Plant-based chef showcased at Arkansas Children’s Northwest

by Jeff Della Rosa ([email protected]) 877 views 

Little Rock Alicia Watson.

Little Rock chef Alicia Watson, owner of Vito and Vera, hosted and participated in multiple Northwest Arkansas events as the culinary wellness company starts offering its plant-based meals at Arkansas Children’s Northwest.

On April 15, Watson served tacos, rice and award-winning cheese dip in the family meal for the Cureate Courses participants before the capstone event at Mount Sequoyah Center in Fayetteville. Watson also judged event’s pitch competition, which she won last spring. Two participants received $5,000 at the end of the competition.

Cureate CEO Kim Bryden said the event’s farm-to-table dinner was sold out.

Cureate Courses is funded by Huntsville-based Forge Inc., a revolving loan fund with multiple supporters, including the U.S. Small Business Administration and Walton Family Foundation. Details on Cureate Courses’ fall cohort are expected to be released later this spring.

On April 19, Watson offered samples of Vito’s Deconstructed Lasagna and Big Bertha’s Fat Stack that were served in the cafeteria at Arkansas Children’s Northwest in Springdale to celebrate Earth Day and the launch of Vito and Vera’s meals to go becoming available at the hospital.

“I think it’s life-changing for me as a person,” Watson said. “It’s all I dreamed about because I believe that food is medicine, and I believe in taking care of healthcare workers and patients. I think it’s the road to seeing a plant-based menu available in all the hospitals.”
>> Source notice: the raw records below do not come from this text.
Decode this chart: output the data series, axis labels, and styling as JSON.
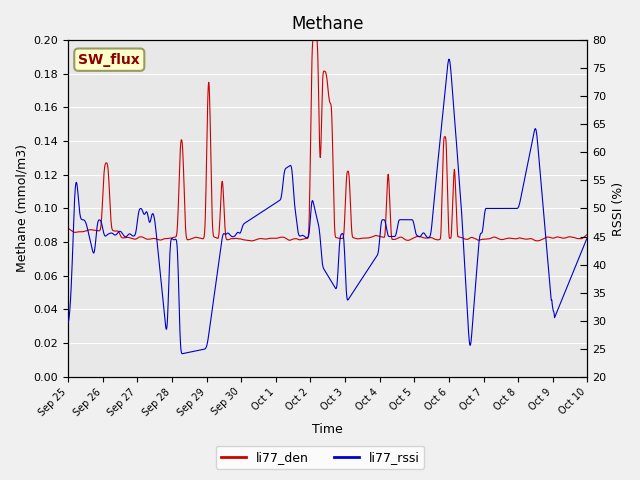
{
  "title": "Methane",
  "ylabel_left": "Methane (mmol/m3)",
  "ylabel_right": "RSSI (%)",
  "xlabel": "Time",
  "ylim_left": [
    0.0,
    0.2
  ],
  "ylim_right": [
    20,
    80
  ],
  "yticks_left": [
    0.0,
    0.02,
    0.04,
    0.06,
    0.08,
    0.1,
    0.12,
    0.14,
    0.16,
    0.18,
    0.2
  ],
  "yticks_right": [
    20,
    25,
    30,
    35,
    40,
    45,
    50,
    55,
    60,
    65,
    70,
    75,
    80
  ],
  "xtick_labels": [
    "Sep 25",
    "Sep 26",
    "Sep 27",
    "Sep 28",
    "Sep 29",
    "Sep 30",
    "Oct 1",
    "Oct 2",
    "Oct 3",
    "Oct 4",
    "Oct 5",
    "Oct 6",
    "Oct 7",
    "Oct 8",
    "Oct 9",
    "Oct 10"
  ],
  "line1_color": "#CC0000",
  "line2_color": "#0000CC",
  "line1_label": "li77_den",
  "line2_label": "li77_rssi",
  "bg_color": "#E8E8E8",
  "grid_color": "#FFFFFF",
  "annotation_text": "SW_flux",
  "annotation_bg": "#FFFFCC",
  "annotation_border": "#999966"
}
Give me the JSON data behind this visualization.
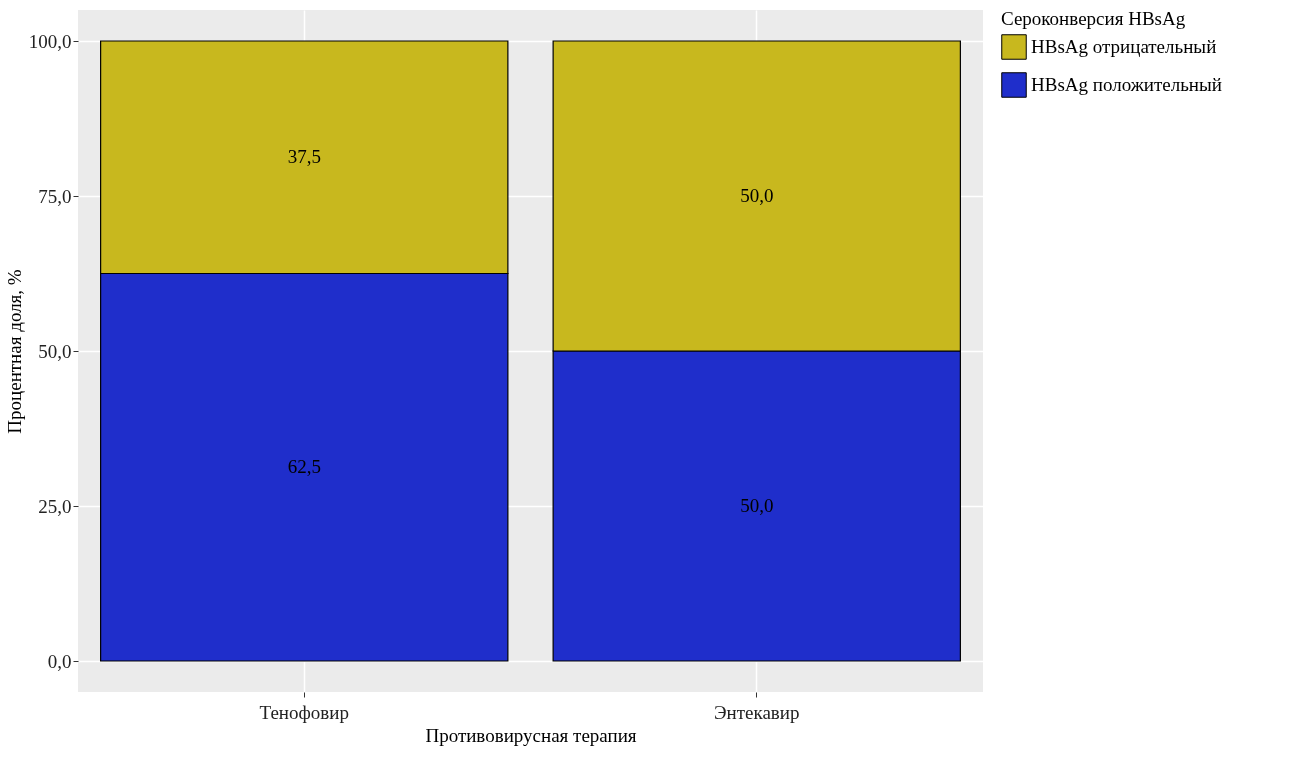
{
  "chart_data": {
    "type": "bar",
    "stacked": true,
    "xlabel": "Противовирусная терапия",
    "ylabel": "Процентная доля, %",
    "legend_title": "Сероконверсия HBsAg",
    "categories": [
      "Тенофовир",
      "Энтекавир"
    ],
    "series": [
      {
        "name": "HBsAg положительный",
        "color": "#1f2ecb",
        "values": [
          62.5,
          50.0
        ],
        "value_labels": [
          "62,5",
          "50,0"
        ]
      },
      {
        "name": "HBsAg отрицательный",
        "color": "#c8b81e",
        "values": [
          37.5,
          50.0
        ],
        "value_labels": [
          "37,5",
          "50,0"
        ]
      }
    ],
    "ylim": [
      -5,
      105
    ],
    "yticks": [
      {
        "value": 0,
        "label": "0,0"
      },
      {
        "value": 25,
        "label": "25,0"
      },
      {
        "value": 50,
        "label": "50,0"
      },
      {
        "value": 75,
        "label": "75,0"
      },
      {
        "value": 100,
        "label": "100,0"
      }
    ],
    "grid": true,
    "legend": "right"
  }
}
Arkansas Children’s Northwest is a Cureate Connect client and connected the hospital with Vito and Vera, Bryden said. Cureate Connect sources goods from small businesses to be sold at institutional foodservice operations, such as hospitals, universities and corporations.
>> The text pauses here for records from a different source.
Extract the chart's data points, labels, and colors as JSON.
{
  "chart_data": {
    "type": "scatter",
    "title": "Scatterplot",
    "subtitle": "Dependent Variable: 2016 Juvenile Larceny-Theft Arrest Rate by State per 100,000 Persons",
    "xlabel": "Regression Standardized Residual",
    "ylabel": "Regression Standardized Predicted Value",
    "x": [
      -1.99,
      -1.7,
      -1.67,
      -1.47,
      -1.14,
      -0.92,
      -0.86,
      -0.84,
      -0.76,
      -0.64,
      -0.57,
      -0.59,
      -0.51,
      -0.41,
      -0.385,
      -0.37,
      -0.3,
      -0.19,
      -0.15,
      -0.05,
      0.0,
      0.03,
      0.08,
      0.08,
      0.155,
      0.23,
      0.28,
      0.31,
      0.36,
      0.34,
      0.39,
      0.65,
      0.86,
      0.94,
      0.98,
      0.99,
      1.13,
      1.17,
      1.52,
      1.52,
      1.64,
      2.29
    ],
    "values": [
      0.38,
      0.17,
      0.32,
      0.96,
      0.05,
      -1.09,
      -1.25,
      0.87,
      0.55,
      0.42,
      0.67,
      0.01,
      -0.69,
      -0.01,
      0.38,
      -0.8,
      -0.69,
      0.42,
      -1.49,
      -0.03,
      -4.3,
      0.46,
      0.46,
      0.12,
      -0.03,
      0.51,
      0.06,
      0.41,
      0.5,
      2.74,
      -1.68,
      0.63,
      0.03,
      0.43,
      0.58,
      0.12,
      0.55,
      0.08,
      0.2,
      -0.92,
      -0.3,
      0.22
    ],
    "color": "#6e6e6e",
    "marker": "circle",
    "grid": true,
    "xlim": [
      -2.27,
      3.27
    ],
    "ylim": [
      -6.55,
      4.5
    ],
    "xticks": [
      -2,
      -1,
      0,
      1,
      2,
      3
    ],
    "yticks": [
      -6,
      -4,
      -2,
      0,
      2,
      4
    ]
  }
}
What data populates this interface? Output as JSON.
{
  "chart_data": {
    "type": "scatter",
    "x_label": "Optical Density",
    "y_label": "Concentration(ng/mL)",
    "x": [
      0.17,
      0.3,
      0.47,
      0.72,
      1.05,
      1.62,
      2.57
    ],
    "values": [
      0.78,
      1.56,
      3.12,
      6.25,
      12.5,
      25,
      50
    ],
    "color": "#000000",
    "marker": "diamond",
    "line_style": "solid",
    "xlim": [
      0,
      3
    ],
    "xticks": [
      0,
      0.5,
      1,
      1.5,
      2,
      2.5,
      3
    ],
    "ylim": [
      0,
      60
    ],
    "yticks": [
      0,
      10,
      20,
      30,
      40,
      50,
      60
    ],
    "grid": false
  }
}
Vito and Vera’s Little Rock business comprises meals to go that are delivered throughout central Arkansas. About eight months ago it established a wholesale line that’s allowed its products to become available throughout the state, including at Ozark Natural Foods Co-Op in Fayetteville.

Watson’s next goal is to expand the business to allow for the meals to be available nationwide. Also, the company looks to expand its meals to include mac and cheese made with a plant-based cheese dip that recently took second place in a cheese dip competition.

She noted that Arkansas farms provide all the ingredients for her plant-based meals, which are delivered with an all-electric vehicle. The company has three employees.